Because XGP doesn't require the loss metric to be differentiable you can use any loss metric available. If you don't specify an evaluation metric then it will default to using the loss metric. XGP uses ramped half-and-half initialization; the full initialization probability determines the probability of using full initialization and consequently the probability of using grow initialization.

Genetic algorithm parameters

Name CLI Go Python Default value
Number of populations pops NPopulations n_populations 1
Number of individuals per population indis NIndividuals n_individuals 50
Number of generations gens NGenerations n_generations 30
Hoist mutation probability p_hoist_mut PHoistMutation p_hoist_mutation 0.1
Subtree mutation probability p_sub_mut PSubtreeMutation p_sub_tree_mutation 0.1
Point mutation probability p_point_mut PPointMutation p_point_mutation 0.1
Point mutation rate point_mut_rate PointMutationRate point_mutation_rate 0.3
Subtree crossover probability p_sub_cross PSubtreeCrossover p_sub_tree_crossover 0.5

Ensemble learning parameters

Ensemble learning is done via the meta package.

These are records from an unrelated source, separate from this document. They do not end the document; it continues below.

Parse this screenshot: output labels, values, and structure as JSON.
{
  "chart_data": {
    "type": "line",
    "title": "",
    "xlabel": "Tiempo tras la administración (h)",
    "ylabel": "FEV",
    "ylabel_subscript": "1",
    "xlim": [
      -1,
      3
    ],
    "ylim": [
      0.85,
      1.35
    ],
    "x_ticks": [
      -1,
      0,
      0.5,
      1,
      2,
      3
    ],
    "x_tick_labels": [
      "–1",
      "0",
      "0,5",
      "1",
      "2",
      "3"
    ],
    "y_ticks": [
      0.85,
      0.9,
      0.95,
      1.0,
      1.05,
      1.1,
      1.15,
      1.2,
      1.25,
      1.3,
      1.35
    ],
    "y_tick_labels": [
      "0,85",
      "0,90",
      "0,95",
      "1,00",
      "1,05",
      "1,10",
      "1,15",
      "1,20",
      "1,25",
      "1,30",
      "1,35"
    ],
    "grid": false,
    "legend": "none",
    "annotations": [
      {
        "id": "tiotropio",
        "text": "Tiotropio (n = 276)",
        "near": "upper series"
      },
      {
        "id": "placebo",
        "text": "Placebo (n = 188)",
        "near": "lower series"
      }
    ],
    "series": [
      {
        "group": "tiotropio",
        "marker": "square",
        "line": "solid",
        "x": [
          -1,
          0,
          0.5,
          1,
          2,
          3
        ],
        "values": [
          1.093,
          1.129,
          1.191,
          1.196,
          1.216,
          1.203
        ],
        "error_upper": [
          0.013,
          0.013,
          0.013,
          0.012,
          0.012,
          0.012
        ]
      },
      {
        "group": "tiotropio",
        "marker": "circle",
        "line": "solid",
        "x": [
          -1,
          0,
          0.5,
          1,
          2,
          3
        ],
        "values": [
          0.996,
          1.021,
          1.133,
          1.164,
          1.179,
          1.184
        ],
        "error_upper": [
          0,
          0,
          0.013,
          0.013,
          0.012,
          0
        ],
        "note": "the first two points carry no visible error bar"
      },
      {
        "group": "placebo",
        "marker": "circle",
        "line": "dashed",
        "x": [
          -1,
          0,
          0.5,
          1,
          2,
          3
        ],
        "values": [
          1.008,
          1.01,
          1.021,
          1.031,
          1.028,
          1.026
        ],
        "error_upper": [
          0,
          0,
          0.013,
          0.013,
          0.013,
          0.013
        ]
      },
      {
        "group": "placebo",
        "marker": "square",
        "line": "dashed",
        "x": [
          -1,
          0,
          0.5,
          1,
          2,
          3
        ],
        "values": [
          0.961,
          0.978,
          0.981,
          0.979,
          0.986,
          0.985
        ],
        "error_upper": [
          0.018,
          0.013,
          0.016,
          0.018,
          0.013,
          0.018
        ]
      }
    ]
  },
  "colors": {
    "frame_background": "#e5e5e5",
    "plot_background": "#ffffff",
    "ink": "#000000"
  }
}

For Python and the CLI you can use the flavor parameter to switch regime. For Go you have to initialize the desired struct yourself with the appropriate method (for example initialize the GradientBoosting struct with the NewGradientBoosting method).

Name CLI Go Python Default value
Number of rounds rounds nRounds n_rounds 100
Number of early stopping rounds nEarlyStoppingRounds early_stopping n_early_stopping_rounds 5
Learning rate learning_rate learningRate learning_rate 0.08
Use line search line_search lineSearcher line_search
Row sampling row_sampling rowSampling |row_sampling` 1
Column sampling col_sampling colSampling|col_sampling` 1
Use best rounds use_best useBest use_best_rounds
Monitoring frequency monitor_every monitorEvery monitor_every 1

Other parameters

Name CLI Go Python Default value
Random number seed seed Seed seed Random
Verbose verbose verbose verbose

Loss metrics

Genetic programming directly minimises a loss metric. Because the optimization is done with a genetic algorithm the loss metric doesn't have to be differentiable. Whether the task is classification or regression is thus determined from the loss metric. This is similar to how XGBoost and LightGBM handle things.

Each loss metric has a short name that you can use whether you are using the CLI, Go, or Python. You can also use these short names to evaluate the performance of the model. For example you might want to optimise the ROC AUC while also keeping track of the accuracy.

Name Short name Task
Logloss logloss Classification
Accuracy accuracy Classification
Precision precision Classification
Recall recall Classification
F1-score f1 Classification
ROC AUC roc_auc Classification
Mean absolute error mae Regression
Mean squared error mse Regression
Root mean squared error rmse Regression
R2 r2 Regression
Absolute Pearson correlation pearson Regression

Operators

The following table lists all the available operators. Regardless of from where it is being used from, functions should be passed to XGP by concatenating the short names of the functions with a comma. For example to use the natural logarithm and the multiplication use log,mul.

Code-wise the operators are all located in the op subpackage, of which the goal is to provide fast implementations for each operator. For the while the only accelerations that exist are the ones for the sum and the division which use assembly implementations made available by gonum/floats.

Name Arity Short name Go struct
Absolute value 1 abs Abs
Addition 2 add Add
Cosine 1 cos Cos
Division 2 div Div
Inverse 1 inv Inv
Maximum 2 max Max
Minimum 2 min Min
Multiplication 2 mul Mul
Negative value 1 neg Neg
Sine 1 sin Sin
Square 2 square Square
Subtraction 2 sub Sub

Safe-division is used, meaning that if a denominator is 0 then the result will default to 1.